SALON NO.105: Cockney
Beyond Bow Bells

7.00pm Thursday 27th July 2023

The Horse Hospital

Admission: Tickets £8.00/ £10.00 in advance only HERE

Join historians STUART FREEDMAN and SIMON ROPER as they explore a particularly and peculiarly London legacy.
Stepping aside from the music hall, Bow bells, heart of gold cliches, what does ‘Cockney’ mean ?

Photographer and cultural historian STUART FREEDMAN takes a deep dive into that most cockney of culinary emporiums, London’s fading eel, pie and mash shop.

His ground breaking survey The Palaces of Comfort and Consolation with his poignant, evocative images is the first academic work around the shops and their changing cockney identity 

These disappearing spaces, traditionally decorated with ornate Victorian tiling, hold within them the memories of a rich largely undocumented cultural heritage of generations of working class Londoners.
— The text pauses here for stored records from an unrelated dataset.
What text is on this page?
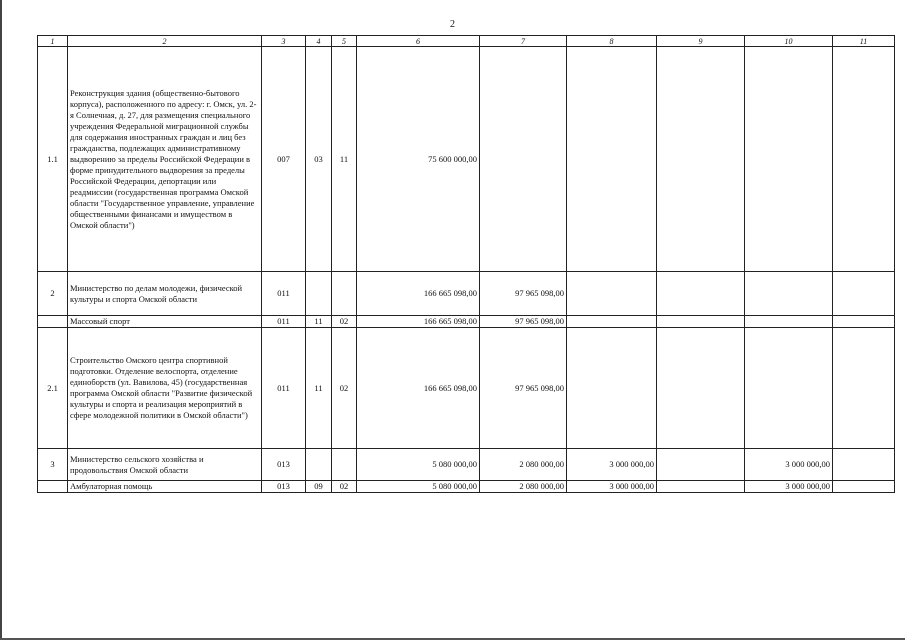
2
1	2	3	4	5	6	7	8	9	10	11
1.1	Реконструкция здания (общественно-бытового корпуса), расположенного по адресу: г. Омск, ул. 2-я Солнечная, д. 27, для размещения специального учреждения Федеральной миграционной службы для содержания иностранных граждан и лиц без гражданства, подлежащих административному выдворению за пределы Российской Федерации в форме принудительного выдворения за пределы Российской Федерации, депортации или реадмиссии (государственная программа Омской области "Государственное управление, управление общественными финансами и имуществом в Омской области")	007	03	11	75 600 000,00					
2	Министерство по делам молодежи, физической культуры и спорта Омской области	011			166 665 098,00	97 965 098,00				
	Массовый спорт	011	11	02	166 665 098,00	97 965 098,00				
2.1	Строительство Омского центра спортивной подготовки. Отделение велоспорта, отделение единоборств (ул. Вавилова, 45) (государственная программа Омской области "Развитие физической культуры и спорта и реализация мероприятий в сфере молодежной политики в Омской области")	011	11	02	166 665 098,00	97 965 098,00				
3	Министерство сельского хозяйства и продовольствия Омской области	013			5 080 000,00	2 080 000,00	3 000 000,00		3 000 000,00	
	Амбулаторная помощь	013	09	02	5 080 000,00	2 080 000,00	3 000 000,00		3 000 000,00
Stuart will explore the history and legacy of their cultures.
In 2020, digital historian and linguist SIMON ROPER created a video in which he reconstructed the development of the 'cockney’ accent from 1340 to 2006, voicing men from 12 generations of the same imaginary family, speaking at 60-year intervals. It has been viewed over three million times gaining the attention of academics around the world.

Drawing on his research into rhyming in Renaissance sonnets, and their parallels across German and Dutch, Simon will explore the evolution of cockney dialect - beyond the cliches of rhyming slang - particularly as it appears in Dickens’ works.


Dr STUART FREEDMAN is a photographer and writer. Raised in Hackney in the 1970s he has been, for almost thirty years, a photojournalist working mostly in the Global South on stories from Albania to Zambia. His last book, The Englishman and the Eel (Dewi Lewis, 2017) was an attempt to revisit his past through the changing landscape of the city’s eel, pie and mash shops.

SIMON ROPER studied archaeology but became interested in dialects as a teenager, when he started to notice the ancient words and inflections preserved in the speech of his Cumbrian grandparents. He maintains a widely followed YouTube channel where he talks about historical linguistics and other areas of anthropology.

Contemporary images courtesy of Stuart Freedman

Our home, THE HORSE HOSPITAL, is a unique Grade II listed not for profit, independent arts venue within the only existing unspoilt example of a two-floor, purpose-built stable with public access in London. 

Built in 1797 by James Burton. the shell is constructed with London Stocks whilst the interior features a mock cobbled re-inforced concrete floor and ramps with slats to prevent the horses from slipping. Each floor has 5 cast iron pillars and several original iron tethering rings.